Calculating the Rate for Data Loss Events

The probability of r-1 additional failures tells you the probability that any given disk failure will lead to data loss. The original failure rate will tell you roughly how many disk failures to expect in a year. Together, these calculations will give you the rate for data loss events. For general usage, I like to see a mean time between data loss (MTDL) greater than a century for sure, and preferably at or above 1000 years. With pretty reasonable assumptions about disk failure rates, 1 replica in a cluster gives <1 year MTDL, 2 gives about 10 years or so, and 3 replicas in a cluster provides >100 years MTDL.

You also need to think about chassis loss in similar terms. Unless there are a very large number of disks (larger than you can reasonably do with HDFS, but not more than is practical with MapR-FS), chassis loss is a very small contributor to MTDL.

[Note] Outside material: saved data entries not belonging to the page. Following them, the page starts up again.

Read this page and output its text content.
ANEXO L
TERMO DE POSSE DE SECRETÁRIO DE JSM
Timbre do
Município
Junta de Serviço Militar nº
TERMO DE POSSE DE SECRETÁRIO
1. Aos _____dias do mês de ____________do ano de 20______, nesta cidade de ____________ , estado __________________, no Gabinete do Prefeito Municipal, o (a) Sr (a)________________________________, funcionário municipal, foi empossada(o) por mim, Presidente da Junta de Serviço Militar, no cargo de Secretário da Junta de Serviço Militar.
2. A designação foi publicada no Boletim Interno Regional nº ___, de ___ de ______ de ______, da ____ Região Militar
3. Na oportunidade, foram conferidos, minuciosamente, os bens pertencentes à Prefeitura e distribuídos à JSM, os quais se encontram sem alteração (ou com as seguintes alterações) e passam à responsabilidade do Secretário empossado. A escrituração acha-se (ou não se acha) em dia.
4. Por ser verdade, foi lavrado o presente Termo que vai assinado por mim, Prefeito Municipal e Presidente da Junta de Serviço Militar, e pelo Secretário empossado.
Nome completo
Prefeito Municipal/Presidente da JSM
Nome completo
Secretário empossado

The Case for Building a Discrete Event Simulation Model

The approximation above has problems when you have very few nodes, where there is synchronization in replica location, or where the replicas are concentrated on a few machines. To obtain a really good estimate, you need to build a complete discrete event emulation model that takes into account your data placement and replication policies, as well as the details of your particular system and hardware setup. This allows you to study/analyze the performance without actually running the algorithms on an actual cluster.

For instance, MapR typically gives you a maintenance window on the first failure before replicating data on a downed node, but then it knocks the doors down to replicate the data if there is a second failure. That behavior isn't captured well in the original argument above. I have built such a simulator and can vouch for the fact that it is a pretty significant piece of work.